The onslaught is coming and it is past time to prepare for it – it is Thanksgiving dinner! You don’t train for a marathon by sitting on the couch. You don’t prepare yourself for a presentation at work by going dancing. And you can’t call yourself ready for Thanksgiving unless you get those eating muscles in shape!
Yes, it is time to work on your feasting strength and stamina. You have to work that jaw, sharpen those taste buds, and most importantly, stretch those stomach muscles or you’ll be like the punt returner who failed to stretch his hamstrings before the big game – and that is, on the sidelines nursing unnecessary cramps while reduced to watching the action from the bench, or sofa.

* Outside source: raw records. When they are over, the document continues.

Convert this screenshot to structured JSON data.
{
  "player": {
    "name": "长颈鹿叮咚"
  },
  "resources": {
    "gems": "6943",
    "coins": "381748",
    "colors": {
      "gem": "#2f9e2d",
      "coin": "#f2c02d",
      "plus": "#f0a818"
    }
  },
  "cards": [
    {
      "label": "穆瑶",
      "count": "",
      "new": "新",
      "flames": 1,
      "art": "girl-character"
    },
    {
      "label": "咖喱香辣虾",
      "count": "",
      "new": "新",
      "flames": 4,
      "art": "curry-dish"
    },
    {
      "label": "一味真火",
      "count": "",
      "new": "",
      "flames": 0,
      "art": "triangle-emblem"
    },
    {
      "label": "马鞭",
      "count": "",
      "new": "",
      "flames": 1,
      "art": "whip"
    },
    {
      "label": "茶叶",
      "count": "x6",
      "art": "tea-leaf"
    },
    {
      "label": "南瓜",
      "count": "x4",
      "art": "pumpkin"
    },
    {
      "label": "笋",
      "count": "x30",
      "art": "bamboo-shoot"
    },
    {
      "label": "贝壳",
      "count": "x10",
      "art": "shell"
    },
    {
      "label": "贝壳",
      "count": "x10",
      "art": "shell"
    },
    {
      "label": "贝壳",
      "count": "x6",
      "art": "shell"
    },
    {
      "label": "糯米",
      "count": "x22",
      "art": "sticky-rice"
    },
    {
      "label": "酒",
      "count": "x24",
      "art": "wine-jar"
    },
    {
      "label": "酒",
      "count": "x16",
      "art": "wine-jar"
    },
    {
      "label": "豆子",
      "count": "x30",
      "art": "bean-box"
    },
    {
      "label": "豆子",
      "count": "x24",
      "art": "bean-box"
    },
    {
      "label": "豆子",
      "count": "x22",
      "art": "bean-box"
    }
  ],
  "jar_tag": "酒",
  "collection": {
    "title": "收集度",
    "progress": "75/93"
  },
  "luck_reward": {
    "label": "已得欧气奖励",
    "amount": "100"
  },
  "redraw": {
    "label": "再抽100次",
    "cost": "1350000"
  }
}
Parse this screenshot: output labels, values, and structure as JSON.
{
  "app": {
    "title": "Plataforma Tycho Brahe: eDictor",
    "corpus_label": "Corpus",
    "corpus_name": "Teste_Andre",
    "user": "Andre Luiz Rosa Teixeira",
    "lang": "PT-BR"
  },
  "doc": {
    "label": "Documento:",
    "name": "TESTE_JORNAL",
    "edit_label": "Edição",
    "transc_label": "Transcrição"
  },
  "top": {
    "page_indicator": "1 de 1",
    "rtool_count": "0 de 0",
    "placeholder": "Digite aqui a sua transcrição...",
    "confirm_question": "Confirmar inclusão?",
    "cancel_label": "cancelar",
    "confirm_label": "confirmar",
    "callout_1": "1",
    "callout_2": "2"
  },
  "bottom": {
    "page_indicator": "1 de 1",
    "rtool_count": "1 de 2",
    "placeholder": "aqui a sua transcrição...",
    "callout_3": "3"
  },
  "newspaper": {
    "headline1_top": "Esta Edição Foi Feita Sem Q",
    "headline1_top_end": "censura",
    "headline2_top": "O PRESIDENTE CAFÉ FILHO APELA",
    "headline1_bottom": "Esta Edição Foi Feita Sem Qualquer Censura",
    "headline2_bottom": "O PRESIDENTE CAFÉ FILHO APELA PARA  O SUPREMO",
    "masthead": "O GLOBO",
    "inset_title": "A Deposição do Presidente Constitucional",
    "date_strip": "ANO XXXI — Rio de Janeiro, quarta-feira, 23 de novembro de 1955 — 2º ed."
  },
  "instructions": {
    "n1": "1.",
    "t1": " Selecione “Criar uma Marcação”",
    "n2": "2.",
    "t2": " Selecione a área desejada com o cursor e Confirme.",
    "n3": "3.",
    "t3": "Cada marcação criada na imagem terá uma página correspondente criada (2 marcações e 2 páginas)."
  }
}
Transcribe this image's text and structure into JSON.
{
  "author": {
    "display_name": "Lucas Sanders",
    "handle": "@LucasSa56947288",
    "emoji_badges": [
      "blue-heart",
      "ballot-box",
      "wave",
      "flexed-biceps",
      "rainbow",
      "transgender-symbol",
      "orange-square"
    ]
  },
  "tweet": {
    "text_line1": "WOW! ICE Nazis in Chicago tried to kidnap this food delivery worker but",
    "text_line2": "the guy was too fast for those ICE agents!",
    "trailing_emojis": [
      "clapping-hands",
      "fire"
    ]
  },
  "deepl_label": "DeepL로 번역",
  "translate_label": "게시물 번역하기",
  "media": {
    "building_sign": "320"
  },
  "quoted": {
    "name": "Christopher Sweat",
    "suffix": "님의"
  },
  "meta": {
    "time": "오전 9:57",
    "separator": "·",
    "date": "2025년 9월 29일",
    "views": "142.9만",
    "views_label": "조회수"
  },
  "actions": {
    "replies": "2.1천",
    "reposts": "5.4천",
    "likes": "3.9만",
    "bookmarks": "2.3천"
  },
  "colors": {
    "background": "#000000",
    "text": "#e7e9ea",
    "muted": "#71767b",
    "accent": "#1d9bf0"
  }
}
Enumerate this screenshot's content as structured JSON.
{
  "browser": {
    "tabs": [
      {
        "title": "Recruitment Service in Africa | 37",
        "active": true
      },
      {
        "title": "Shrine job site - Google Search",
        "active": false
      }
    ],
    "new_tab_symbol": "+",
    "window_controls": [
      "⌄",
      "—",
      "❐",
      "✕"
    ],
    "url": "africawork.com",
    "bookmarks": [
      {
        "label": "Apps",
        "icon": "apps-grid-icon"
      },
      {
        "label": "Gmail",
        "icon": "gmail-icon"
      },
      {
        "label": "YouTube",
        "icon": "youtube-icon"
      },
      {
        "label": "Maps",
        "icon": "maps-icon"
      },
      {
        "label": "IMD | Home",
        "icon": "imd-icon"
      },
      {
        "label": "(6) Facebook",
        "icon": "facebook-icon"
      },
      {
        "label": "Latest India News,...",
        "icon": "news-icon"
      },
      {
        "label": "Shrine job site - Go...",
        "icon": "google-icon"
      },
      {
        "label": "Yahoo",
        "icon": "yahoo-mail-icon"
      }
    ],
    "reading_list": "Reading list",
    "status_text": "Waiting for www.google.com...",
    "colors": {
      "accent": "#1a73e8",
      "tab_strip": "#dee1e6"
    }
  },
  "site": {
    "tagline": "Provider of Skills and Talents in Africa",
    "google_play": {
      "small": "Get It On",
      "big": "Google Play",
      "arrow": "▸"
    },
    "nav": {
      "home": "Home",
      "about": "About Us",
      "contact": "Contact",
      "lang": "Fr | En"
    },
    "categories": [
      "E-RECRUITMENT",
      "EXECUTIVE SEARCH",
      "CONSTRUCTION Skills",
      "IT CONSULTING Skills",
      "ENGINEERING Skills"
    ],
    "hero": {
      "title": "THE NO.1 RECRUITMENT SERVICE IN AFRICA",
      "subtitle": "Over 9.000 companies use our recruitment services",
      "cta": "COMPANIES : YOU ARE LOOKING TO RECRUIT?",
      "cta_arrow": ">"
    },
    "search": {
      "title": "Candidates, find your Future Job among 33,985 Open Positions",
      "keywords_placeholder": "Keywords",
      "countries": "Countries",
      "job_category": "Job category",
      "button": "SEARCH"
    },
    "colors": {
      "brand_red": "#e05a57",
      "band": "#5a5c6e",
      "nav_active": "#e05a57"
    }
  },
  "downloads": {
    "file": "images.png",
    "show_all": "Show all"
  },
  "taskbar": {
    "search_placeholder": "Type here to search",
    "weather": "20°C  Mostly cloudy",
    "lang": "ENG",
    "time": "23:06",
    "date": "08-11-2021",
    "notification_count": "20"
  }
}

I started my warm up routine a week ago by going to Sunday brunch. (Ok, it was my daughter’s birthday and brunch was her idea. But, hey, it got things headed in the right direction, culinarily speaking.) If you are just getting started you missed out on the opportunity to break in with a brunch buffet. Not to worry. Any all you can eat buffet will do. Breakfast buffets at your local casual restaurant are perfect to get things rolling. Just remember when you’re loading up your plates to concentrate on the three main Thanksgiving tummy stretchers. Those are turkey, stuffing, and pumpkin pie. These are easily simulated at breakfast by eggs, potatoes, and pancakes. Be sure to increase your return trips to the buffet so that by Wednesday’s session you are testing the limits of “all you can eat” pricing.
Breakfast is a good start but don’t ease up on lunch and supper training. No small salad with dressing on the side for lunch this week. Indeed you should be lunching on double-decker sandwiches with meats, cheese, and gooey dressings. I recommend keeping to the holiday spirit with turkey pastrami and swiss with cranberry/jalapeno dressing on marble rye. For dinner, increase your eating power each day progressing through stuffed salmon to stuffed chicken breast to stuffed double cut pork chops. With gravy.
Follow these tips and those turkeys, stuffing, potatoes, veggies, salads, relishes, cakes, and pies, will have met their match this Thursday. When you push back from the table ad retire to the sofa or head out to the sales you’ll do so with the knowledge that once again, you have proven your power over poultry!
That’s what I think. Really. How ‘bout you?
Last week the company for which He of We works sent out Christmas presents to the 3,000 and some employees it has across the country – turkeys! Not live turkeys, frozen turkeys. And as such demonstrations of largesse do so often, controversy immediately arose.
The most heard complaint (who complains about free anything?) was “What am I going to do with a turkey after Thanksgiving?” Taking a cue from perhaps the greatest Christmas movie ever released, “A Christmas Story,” the obvious answer would be to have it for Christmas. Now these birds weren’t anywhere near the size of the turkey Ralphie’s father dreams of every yule. A modest 10 or 12 pounds were these. But they were big enough to spark discussions throughout the building.
Apparently almost 40% of those in that building never had, don’t currently have, or will not have plans for turkey for Christmas. What do these people eat? A very informal poll revealed that about half of that group has ham, about half has some cut of roast beef, and about half has lobster, crab, shrimp or some other seafood. Some have sausage. A few have duck. One claimed venison if the hunting season was successful. Nobody has the classic Christmas goose. You will notice that there are well over four halves for that 40%. That’s because almost nobody admitted to only one protein at the Christmas table. Everyone, including the turkey eaters, at the very minimum double dips on the meats at Christmas.
Unlike Thanksgiving where turkey is still the biggest centerpiece on most tables, Christmas food traditions are taking a diverse path. Even the side dishes are more varied than the earlier holiday table sees. Many menus still include sweet potatoes, mashed potatoes, mixed vegetables, corn, squashes, and green beans (although the green bean casserole is losing favor in our area). But next to those traditional offerings will sit root vegetables, pastas, rices, pomegranates, mac and cheese, and even quinoa.
The one consistent thing about the Christmas feast, with or without an accompanying Christmas Eve feast, is that Christmas also ends up with many people in food comas spread across sofas watching old movies and munching on the ever present Christmas cookies.
No matter how you carve it, it’s a wonderful time of the year!
Now, that’s what we think. Really. How ‘bout you?